Almost immediately I saw it – a peregrine falcon – perched on the tangled branches of my giant viburnum bush. The muted, mottled coloring of its back made it almost invisible amid the gray limbs and fading leaves. While its back was toward me, however, his head turned sot that his black, unblinking eyes were also boring straight into me. I saw those eyes and the dangerous hook of a beak meant for ripping into meat rather than slurping worms. Its still, gray body was on alert, so I froze to keep it from flying off. Its long, yellow talons wrapped around the branch, balancing a large body made to soar instead of sit. When the bird grew comfortable with this interloper and twisted its head forward again, I used that opportunity to back up quietly and enter the house to grab my camera. Realizing I was neither food nor enemy, it continued examining me as closely as I examined it and let me take half a dozen quick shots before it flew off in search of dinner.
Oftentimes we don’t have to travel someplace grand or distant to encounter the mysterious and unexpected. My garden constantly puzzles me. I admit, I am not a disciplined gardener. In fact, this year aside from folding in some nutrients before shoving a few tomato plants in the ground, I did practically nothing. With preparations for France consuming my spring, I didn’t have much time to prune, mulch, plant, rake, weed or do anything to prepare it to thrive and expand this season. Yet it continued to grow without me. However, without my management, it certainly showed that it had developed a mind of its own.
My “dwarf” hydrangea is now more than twice as big as I had ever expected it to be. Because the tag on the small bush had definitely said “dwarf,” I placed it near the front edge of my bed so that now it smothers all other worthwhile flora around it. This week, however, its large floral heads of the bush are turning from a mossy chartreuse to a ripe cranberry color, and soon the leaves will follow. It embraces the coming cold. Somewhere around here I had planted a striking black salvia. I don’t recall seeing it this summer. Did I accidentally pull it as a weed last fall because the marker had disappeared, or was it overtaken by my hydrangea? And what is the name of that feathery plant that a neighbor had given me from his garden? I had planted it so that its delicate white flowers could add interest woven among blank spots in my boxwood bed.
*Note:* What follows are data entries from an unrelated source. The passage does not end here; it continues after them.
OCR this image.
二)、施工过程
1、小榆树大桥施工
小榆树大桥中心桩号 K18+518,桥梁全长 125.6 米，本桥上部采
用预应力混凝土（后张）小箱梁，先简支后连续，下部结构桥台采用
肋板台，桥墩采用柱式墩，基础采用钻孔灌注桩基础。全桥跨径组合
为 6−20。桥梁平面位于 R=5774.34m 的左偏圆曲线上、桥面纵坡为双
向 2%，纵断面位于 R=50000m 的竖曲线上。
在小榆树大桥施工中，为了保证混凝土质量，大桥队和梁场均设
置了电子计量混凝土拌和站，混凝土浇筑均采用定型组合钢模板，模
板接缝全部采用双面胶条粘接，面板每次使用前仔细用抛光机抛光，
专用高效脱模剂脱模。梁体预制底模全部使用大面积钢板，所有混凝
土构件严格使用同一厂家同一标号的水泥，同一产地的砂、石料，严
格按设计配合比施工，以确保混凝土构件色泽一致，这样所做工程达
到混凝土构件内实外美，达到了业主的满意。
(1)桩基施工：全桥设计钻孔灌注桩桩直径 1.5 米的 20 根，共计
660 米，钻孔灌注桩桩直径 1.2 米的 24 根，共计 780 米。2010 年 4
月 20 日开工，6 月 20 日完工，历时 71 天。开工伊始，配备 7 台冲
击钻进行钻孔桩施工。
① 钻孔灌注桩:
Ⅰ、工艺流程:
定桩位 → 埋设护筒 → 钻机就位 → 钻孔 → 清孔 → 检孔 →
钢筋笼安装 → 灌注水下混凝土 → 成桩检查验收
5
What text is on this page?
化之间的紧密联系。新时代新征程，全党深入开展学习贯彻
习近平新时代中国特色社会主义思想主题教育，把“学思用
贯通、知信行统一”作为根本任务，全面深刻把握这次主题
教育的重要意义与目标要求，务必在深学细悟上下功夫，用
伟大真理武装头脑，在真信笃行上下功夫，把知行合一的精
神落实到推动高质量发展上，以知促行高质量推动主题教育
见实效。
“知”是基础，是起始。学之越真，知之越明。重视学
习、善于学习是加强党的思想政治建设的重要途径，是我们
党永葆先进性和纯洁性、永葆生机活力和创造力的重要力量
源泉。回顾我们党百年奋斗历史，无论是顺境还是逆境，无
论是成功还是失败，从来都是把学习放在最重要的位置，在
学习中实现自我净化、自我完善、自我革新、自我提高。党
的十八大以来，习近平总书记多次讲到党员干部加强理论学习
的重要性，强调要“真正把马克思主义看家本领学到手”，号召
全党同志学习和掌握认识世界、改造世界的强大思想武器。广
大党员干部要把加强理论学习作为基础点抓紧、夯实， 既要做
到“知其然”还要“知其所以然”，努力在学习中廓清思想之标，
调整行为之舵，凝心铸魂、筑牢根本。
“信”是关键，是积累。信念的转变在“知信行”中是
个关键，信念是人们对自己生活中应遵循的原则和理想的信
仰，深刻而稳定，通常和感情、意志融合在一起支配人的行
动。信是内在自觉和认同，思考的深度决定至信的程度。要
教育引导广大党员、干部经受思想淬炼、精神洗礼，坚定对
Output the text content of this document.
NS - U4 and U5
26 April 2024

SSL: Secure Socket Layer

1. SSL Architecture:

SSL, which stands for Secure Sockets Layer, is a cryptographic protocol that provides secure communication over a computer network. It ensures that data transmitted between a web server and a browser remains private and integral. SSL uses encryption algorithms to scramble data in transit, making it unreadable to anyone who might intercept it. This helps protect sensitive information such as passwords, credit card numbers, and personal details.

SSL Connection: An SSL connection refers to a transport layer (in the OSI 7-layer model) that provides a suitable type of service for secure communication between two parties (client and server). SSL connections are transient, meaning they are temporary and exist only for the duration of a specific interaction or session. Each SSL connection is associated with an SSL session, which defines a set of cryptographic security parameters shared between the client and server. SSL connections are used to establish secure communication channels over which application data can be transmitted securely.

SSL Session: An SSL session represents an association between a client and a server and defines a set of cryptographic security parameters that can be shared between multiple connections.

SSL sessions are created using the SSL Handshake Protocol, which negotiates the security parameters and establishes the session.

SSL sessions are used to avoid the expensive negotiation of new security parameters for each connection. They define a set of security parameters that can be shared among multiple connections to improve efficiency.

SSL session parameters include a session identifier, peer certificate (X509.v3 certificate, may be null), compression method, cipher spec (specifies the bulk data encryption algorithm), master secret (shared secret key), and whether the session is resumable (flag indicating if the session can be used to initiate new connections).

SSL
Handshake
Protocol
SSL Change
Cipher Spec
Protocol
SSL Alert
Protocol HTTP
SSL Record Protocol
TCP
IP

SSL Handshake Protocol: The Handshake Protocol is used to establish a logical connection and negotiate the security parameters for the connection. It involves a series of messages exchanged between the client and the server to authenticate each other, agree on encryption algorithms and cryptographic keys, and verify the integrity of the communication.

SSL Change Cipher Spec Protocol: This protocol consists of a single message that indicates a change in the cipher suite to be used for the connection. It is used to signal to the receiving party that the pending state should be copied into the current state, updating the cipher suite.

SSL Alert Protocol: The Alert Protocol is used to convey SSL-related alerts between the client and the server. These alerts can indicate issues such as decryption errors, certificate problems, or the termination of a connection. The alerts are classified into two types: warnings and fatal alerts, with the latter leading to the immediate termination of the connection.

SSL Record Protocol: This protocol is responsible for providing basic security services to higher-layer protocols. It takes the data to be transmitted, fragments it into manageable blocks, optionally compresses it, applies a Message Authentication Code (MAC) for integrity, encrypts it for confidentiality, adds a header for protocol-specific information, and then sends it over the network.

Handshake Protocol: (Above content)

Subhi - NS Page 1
They are now almost as tall as my butterfly bush and will probably have to be ripped out next year so that they don’t interfere with the symmetry of the space they were intended to simply accent.
I lose a lot of plants because I’m so pathetic at adequately identifying them by any permanent mechanism. I buy a gross of markers, with all the best intentions to organize my garden as I plant, but it seems to fall by the wayside every year. Are those serrated, fuzzy leaves over there some kind of hellabore, a new kind of dandelion, or something I don’t remember buying? But the markers can also be totally useless. This year my phlox migrated on their own. None exist where I originally had planted them, but one is growing up through the azalea bush. One phlox plant has made a home where the yarrow, which has surrendered this year to the overgrown Russian sage, was supposed to grow. Another phlox slid down the rock stairs into the daisy patch. But that’s ok because for some reason the daisies didn’t bloom this year. Each summer it’s a mystery what will come up where.
I love my garden and I love the surprises and bounty it can give me. I did nothing to the tomatoes this year but plant them and leave the country. Yet here in the middle of October the ripe, red fruit keeps coming. One year I had some extra gladioli bulbs left. I stuck them against the fence because it was the only place where the ground had not yet frozen since, as usual, I was behind schedule. I thought they were annuals, but their peach loveliness waves in the summer breezes every year. Last year a neighbor gave me a dozen clumps of sweet woodruff to try as ground cover. Those few clumps are now spreading and flourishing with more vigor than I have a right to expect. A columbine I didn’t plant sprang up in the overgrowth surrounding our trash cans in the alley.
Change comes to my garden whether I want it or not. But I can also direct its renovation if I just start early enough in the season. The world recognizes my efforts from time to time. As I’m bent over toiling at the weeds, neighbors and strangers stop to smell the sweet scent of my viburnum in the spring or to ask the name of the giant white anemones standing guard at the front of my house. My garden brightens the days of those passing through. And it seems to meet with the approval of peregrine falcons taking a rest before continuing their hunt.
As I rake, and weed, and try to plant barely one step ahead of the winter chill, I also have to admit that I’m in the autumn of my years and need some tending. I feel the season changing down to my roots. But I embrace the energy of autumn. Until the first snows come, autumn is marked by a riot of color and crisp air. Instead of fading into that season of death, it’s time to prune, and rake, and fertilize, and plant in my own life. I want to anticipate spring’s energy ahead rather than the cold of winter creeping up behind me. Maybe I’ll have another hawk in my future. I’m sure my life will present more than enough dandelions and invasive wild violets that resist extraction, rooting deep in my habits and requiring special tools to rip them from where they’ve anchored. If I work hard enough my own garden, though, maybe I’ll also be rewarded with the mystery of flowers I don’t remember planting poking their heads above the weeds.